Bihar is like a land that no one really knows. I did not. I did not know how poor it is. I did not what being poor means until I came here. Patna railway station at 4:45. It shines with glamorous flashing light lines covering the station (to celebrate the republic day). But once you enter out from your car, you feel like you are in science fiction movie. People, old and young, women and men, sleeping here and there with their beautiful blankets. People walking here and there, looking for their platform, as we (me and my research assistant Alankrita did). I had covered my head so that I would not look so obviously foreigner. Definitely I was the only foreigner. I followed closely to Alankrita.

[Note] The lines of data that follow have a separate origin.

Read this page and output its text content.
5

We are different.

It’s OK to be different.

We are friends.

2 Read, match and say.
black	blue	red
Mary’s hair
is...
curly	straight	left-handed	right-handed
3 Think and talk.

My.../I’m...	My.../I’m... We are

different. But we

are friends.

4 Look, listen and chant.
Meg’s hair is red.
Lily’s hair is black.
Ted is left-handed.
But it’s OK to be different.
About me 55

Eventually, we managed to jump into the right train, right car even, and found our soft comfy seats. You do not want to eat or drink anything, so that you need not go to the toilet.
The six hour trip from Patna to Bhagalpur is a movie. When the sun rises you start seeing fields, beautiful green palms trees. Around the stations the poverty shows up. Brick houses, cement houses, straw houses, houses insulated with cow’s or water buffalo’s dung. Cakes of dung nicely organised to dry down, and later used also for fire for cooking and heating.
Women with beautifully colored dresses and dupattas ( a thick scarves around their head and shoulders), men with brown or black clothes, hats (pipos in Finnish), children with or without their parents. I saw one boy with a huge sack, and he had dropped carrots to the ground, and was collecting them back to the sack.
These pictures might or might not convey the atmosphere. I need to say I was saddened by the poverty. At the same time I admire the resilience of these people who live in poverty. They keep on selling their tea (chai) or snacks, or organising their cow dung, doing their laundry, carrying their water on top of their head, carrying their baby.
This is India. Every time as challenging and new after many trips.